Avec des collègues et amis députés indépendants, j’ai constitué le groupe parlementaire politiquement le plus puissant, le GPI, Groupe Parlementaire des Indépendants que je préside.
Composé de personnalités clé venant de tout le pays, on y compte notamment Baudouin Banza Mukalayi Nsungu, Katanga ; Athanase Matenda Kyelu, Maniema ; Modeste Bahati Lukwebo, Sud-Kivu ; Christophe Mboso Nkodia Pwanga, Kwango ; Alexis Thambwe Mwamba, Maniema ; Raymond Tshibanda N’tunga Mulongo, Kasaï.

J’ai accompli tout mon mandat à l’Assemblée nationale où j’ai également été élu président du Caucus du Grand Bandundu avant d’en confier la présidence au patriarche Joseph N’singa Udjuu Ungwankebi Untube qui le désirait tant puisqu’un jour, il m’apostropha en public, lors d’une plénière, en ces termes : « Kin-kiey, moi, ton Vieux, je suis encore là, en vie. Et toi, tu présides le Grand Bandundu. Faut me donner cette présidence… Tu la prendras après moi…».
Aux prochaines législatives du 28 novembre 2011, je me présente à nouveau dans mon fief à Masimanimba où je suis réélu. Cette fois, le PALU ne compte qu’un député sur les six de la circonscription.

Nul doute, le PALU, qui a été aux affaires pendant toute la législature passée, n’a pas réussi à faire rêver. Ce parti, l’un des plus anciens du pays, a entamé sa descente aux Enfers. Après la mort de Gizenga le 24 février 2019 à Kinshasa, le PALU est fracassé comme nul autre parti à ce jour. Chacun des prétendants à la succession de l’icône lumumbiste s’arrache sa part du gâteau laissé mais l’homme qui a le plus marqué ce parti en prenant la succession de Gizenga à la tête du Gouvernement, à savoir, Adolphe Muzitu Fumunsi qui fut ministre du Budget, a senti le navire chavirer et l’a quitté en prenant ses cliques et ses claques. (...).

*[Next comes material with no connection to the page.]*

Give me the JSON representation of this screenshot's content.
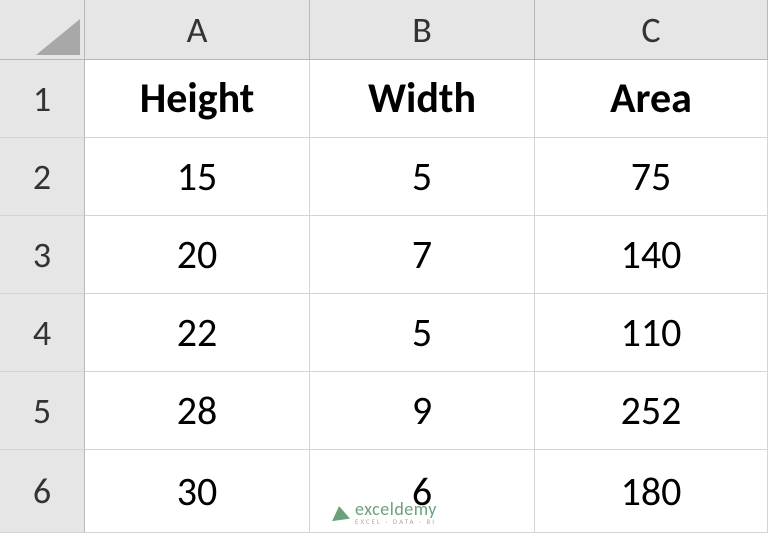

« JE VOUS LE DIS AVANT DE LE DIRE AU CHEF ».
Il est connu comme « l’homme qui avait mangé de la tomate et de la salade crues avant l’indépendance ».
Le 24 avril 1990, au lendemain du discours « comprenez mon émotion » de Mobutu, Henri Dionga qui s'est débaptisé Kitenge Yesu Nz., est co-fondateur du FCN, le Front Commun des Nationalistes, parti politique se réclamant de l’opposition. Certains ont présenté ce parti comme une création du maréchal en fin de course.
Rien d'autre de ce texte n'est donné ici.